Case in point: To date, there have been 33 collaborations between employees at the parent company and JLABS offspring.

“A startup called Xycrobe is a perfect example of this synergy,” Bortone says. “They are working on a new consumer product that uses a probiotic treatment to restore the balance of microbiota on the skin, which could be extremely helpful for a condition like acne. We signed a research collaboration with them last August.”


Looking forward to the future of innovation

Five years has passed quickly, and there’s still so much in store for JLABS. Just this year, 72 new companies will be coming on board as incubatees, including the three winners of the 2016 World Without Disease QuickFire Challenge.

Their forward-thinking inventions include a pill that could potentially help reverse type 2 diabetes and obesity, a test that could possibly detect Alzheimer’s before the onset of symptoms and an inhaler that holds promise for better treating lung cancer.

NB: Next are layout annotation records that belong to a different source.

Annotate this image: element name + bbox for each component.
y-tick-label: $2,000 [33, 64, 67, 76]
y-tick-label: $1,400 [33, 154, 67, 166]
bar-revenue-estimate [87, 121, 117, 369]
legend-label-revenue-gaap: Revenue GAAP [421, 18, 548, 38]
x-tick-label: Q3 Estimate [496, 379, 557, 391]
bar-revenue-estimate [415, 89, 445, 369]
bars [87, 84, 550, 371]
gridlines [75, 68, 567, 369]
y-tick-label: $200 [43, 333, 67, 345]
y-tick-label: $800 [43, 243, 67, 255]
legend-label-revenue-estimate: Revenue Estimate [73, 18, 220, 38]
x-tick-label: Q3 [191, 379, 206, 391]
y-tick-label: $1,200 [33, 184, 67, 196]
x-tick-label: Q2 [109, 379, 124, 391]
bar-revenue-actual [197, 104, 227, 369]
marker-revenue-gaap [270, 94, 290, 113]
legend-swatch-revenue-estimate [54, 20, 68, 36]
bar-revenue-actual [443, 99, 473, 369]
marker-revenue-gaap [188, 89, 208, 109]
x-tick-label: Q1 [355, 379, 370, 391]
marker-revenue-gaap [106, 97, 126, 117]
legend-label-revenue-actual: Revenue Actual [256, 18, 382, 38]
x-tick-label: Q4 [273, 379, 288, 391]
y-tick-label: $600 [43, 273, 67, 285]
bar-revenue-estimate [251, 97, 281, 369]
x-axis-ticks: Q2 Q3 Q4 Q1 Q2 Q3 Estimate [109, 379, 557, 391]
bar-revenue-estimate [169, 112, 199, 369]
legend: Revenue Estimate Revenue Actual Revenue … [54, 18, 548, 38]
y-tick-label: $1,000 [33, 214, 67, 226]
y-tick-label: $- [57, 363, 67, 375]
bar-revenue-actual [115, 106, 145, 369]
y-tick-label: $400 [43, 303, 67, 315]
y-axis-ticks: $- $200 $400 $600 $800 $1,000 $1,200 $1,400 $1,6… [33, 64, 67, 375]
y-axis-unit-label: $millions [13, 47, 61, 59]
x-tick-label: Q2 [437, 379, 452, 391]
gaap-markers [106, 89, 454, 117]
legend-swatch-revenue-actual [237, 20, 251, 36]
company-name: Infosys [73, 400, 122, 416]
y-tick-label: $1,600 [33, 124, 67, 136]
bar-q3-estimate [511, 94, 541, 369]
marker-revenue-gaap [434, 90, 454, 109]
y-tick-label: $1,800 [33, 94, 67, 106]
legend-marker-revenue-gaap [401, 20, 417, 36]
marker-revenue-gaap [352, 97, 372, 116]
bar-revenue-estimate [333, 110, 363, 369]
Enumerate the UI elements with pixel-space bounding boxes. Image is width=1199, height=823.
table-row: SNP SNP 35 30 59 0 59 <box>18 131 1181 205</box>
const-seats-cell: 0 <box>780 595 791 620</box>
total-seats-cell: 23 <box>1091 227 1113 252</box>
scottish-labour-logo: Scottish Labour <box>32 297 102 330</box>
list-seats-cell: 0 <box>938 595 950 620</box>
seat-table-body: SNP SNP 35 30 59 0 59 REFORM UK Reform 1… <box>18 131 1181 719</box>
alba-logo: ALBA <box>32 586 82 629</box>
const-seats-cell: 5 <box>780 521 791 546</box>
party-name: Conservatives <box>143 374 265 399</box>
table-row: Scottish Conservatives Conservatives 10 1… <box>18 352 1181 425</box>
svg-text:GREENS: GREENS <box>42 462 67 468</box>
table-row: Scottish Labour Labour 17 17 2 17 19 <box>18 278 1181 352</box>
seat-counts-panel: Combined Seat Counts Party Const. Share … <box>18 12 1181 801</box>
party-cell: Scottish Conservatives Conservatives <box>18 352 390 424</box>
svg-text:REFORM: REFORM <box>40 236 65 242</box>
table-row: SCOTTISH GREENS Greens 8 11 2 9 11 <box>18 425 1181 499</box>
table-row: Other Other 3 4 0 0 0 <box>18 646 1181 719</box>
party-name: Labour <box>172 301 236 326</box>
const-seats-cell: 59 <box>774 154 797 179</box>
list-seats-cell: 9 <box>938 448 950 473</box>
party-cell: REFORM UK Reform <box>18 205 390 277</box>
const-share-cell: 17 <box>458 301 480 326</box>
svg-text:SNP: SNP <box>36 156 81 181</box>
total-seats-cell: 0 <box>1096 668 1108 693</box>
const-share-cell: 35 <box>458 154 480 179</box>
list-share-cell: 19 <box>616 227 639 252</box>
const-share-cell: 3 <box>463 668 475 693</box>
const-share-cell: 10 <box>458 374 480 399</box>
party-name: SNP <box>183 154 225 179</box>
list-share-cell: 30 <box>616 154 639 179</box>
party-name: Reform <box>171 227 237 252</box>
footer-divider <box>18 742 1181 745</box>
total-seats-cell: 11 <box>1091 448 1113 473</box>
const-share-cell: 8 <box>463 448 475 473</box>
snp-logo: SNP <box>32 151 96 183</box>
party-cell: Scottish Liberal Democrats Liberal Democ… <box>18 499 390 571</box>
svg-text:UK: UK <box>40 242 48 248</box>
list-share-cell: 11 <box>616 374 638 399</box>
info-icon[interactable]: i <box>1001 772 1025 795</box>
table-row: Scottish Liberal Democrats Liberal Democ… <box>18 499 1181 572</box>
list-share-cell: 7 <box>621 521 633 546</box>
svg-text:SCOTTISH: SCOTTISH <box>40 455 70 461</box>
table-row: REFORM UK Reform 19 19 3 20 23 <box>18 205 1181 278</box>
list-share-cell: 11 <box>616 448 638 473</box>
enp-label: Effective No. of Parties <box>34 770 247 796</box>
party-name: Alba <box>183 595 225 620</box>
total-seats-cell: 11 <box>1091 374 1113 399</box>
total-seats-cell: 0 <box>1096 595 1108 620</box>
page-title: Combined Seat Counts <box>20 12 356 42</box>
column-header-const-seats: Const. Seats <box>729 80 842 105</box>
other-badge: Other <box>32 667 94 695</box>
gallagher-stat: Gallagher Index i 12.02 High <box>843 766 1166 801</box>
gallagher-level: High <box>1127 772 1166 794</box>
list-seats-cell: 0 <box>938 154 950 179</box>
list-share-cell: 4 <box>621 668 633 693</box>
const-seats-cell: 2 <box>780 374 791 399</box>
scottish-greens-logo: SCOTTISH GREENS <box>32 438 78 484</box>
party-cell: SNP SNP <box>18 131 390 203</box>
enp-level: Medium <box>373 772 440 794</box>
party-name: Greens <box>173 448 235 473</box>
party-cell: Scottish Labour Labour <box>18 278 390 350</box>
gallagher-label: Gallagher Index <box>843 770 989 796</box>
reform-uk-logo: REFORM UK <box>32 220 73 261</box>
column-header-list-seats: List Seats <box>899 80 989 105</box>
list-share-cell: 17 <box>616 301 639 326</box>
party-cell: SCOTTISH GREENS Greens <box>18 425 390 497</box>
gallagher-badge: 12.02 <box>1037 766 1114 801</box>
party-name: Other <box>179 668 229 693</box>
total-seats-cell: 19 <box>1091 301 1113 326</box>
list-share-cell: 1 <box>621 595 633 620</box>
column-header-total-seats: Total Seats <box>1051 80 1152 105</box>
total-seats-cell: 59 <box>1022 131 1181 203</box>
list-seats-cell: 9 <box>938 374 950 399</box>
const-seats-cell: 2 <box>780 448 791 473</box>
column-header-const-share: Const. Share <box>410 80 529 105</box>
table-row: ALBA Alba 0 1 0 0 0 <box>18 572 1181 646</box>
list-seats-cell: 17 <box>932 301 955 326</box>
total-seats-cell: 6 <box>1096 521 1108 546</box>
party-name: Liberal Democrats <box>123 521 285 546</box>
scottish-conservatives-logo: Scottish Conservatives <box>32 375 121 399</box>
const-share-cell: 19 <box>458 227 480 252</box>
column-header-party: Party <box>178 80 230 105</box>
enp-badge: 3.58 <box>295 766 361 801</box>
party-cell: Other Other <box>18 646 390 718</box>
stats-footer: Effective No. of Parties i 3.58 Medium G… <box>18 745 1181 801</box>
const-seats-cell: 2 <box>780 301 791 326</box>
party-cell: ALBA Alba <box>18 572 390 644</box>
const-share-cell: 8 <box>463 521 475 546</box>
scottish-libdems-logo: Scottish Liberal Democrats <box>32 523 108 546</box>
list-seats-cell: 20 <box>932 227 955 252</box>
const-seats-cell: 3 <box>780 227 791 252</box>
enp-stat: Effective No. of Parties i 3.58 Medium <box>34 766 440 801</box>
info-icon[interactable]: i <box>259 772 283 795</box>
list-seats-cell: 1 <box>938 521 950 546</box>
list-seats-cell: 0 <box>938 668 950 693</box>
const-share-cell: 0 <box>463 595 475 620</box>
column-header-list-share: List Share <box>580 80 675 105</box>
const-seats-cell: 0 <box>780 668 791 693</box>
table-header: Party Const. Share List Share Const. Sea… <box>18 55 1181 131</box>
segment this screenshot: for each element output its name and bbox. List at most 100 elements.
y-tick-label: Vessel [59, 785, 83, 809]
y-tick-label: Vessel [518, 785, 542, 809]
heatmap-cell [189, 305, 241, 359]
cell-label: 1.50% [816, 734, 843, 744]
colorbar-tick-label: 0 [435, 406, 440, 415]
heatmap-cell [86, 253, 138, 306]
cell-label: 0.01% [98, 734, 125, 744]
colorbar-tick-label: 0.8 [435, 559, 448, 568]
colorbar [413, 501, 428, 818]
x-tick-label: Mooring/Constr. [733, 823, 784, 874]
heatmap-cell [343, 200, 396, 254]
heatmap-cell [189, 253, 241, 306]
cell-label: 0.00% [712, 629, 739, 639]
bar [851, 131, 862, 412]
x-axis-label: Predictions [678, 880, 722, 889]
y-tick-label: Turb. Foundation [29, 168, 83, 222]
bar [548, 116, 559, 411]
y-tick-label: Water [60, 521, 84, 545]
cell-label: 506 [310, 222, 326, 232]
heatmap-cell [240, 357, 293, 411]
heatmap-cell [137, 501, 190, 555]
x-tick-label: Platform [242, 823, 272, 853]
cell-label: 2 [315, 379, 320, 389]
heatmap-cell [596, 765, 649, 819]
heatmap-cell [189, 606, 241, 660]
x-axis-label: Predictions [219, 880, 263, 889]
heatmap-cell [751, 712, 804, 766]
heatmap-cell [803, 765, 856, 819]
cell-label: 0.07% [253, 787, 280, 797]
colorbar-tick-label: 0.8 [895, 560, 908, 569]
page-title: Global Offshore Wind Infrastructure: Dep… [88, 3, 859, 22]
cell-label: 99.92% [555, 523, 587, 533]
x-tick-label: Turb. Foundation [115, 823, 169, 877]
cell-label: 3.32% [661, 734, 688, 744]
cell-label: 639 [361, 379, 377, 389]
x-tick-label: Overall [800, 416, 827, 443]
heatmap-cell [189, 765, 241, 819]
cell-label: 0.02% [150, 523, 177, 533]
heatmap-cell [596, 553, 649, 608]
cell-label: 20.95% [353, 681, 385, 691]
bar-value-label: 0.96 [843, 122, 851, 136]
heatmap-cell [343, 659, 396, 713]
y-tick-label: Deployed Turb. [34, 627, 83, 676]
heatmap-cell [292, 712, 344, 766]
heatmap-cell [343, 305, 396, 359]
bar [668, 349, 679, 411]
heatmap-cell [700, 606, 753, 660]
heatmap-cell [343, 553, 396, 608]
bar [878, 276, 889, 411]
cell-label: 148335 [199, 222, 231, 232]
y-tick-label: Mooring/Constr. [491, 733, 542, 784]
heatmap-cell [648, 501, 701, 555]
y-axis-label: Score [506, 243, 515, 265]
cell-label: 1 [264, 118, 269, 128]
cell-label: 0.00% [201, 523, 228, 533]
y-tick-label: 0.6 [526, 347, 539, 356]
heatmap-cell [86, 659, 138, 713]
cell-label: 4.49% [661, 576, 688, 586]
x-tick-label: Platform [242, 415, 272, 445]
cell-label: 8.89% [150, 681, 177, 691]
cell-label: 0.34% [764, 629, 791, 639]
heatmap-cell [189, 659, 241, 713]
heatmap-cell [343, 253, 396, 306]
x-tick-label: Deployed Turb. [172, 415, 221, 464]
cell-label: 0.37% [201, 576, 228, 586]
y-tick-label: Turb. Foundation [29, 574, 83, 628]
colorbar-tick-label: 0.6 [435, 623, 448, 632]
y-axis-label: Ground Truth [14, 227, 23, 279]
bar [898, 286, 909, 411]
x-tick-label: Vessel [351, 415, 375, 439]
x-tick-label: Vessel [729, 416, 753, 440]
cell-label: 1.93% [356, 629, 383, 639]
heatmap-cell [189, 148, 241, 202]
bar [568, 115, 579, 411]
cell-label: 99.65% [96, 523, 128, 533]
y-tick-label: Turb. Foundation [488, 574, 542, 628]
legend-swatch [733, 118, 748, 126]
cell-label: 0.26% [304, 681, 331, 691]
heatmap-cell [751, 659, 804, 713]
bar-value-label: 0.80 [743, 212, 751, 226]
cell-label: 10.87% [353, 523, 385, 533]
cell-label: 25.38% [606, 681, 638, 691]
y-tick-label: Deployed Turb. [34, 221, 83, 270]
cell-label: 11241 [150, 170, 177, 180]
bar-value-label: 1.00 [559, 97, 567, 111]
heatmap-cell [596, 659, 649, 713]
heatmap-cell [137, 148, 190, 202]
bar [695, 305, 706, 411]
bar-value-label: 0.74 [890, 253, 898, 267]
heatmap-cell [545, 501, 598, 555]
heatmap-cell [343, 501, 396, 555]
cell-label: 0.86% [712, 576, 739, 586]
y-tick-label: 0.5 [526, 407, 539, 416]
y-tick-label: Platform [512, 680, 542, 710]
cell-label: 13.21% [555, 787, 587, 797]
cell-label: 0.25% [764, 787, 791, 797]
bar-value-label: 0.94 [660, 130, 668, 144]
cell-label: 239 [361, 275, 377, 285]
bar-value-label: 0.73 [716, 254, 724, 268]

JLABS Locations: Toronto Neon

The JLABS @ Toronto mission statement

And then there’s the newly-announced JLABS @ NYC—a 30,000-square foot facility that will be unveiled in 2018 at the New York Genome Center. Prior to its launch, JLABS will hold a QuickFire Challenge to recruit for new biotech, pharmaceutical, medical device and consumer health start-ups working on cross-sector solutions to prevent, intercept or cure diseases.
“New York City has the foundational elements for a thriving biomedical ecosystem, but lack of infrastructure and commercialization support has been a roadblock for entrepreneurs in the life sciences,” Richter says. “We believe JLABS @ NYC will fill a key gap in resources and remove a barrier to growth, providing well-paying jobs and allowing potentially transformative solutions for patients to advance.”

And while JLABS is focused on the research and development of biotech, medical device and consumer products, Richter foresees an even broader scope down the road.

“I would love to innovate on the front-end of the system, looking at how people get access to care, how care is priced and how care is approved,” she says. “You can’t look at one without eventually looking at the other.”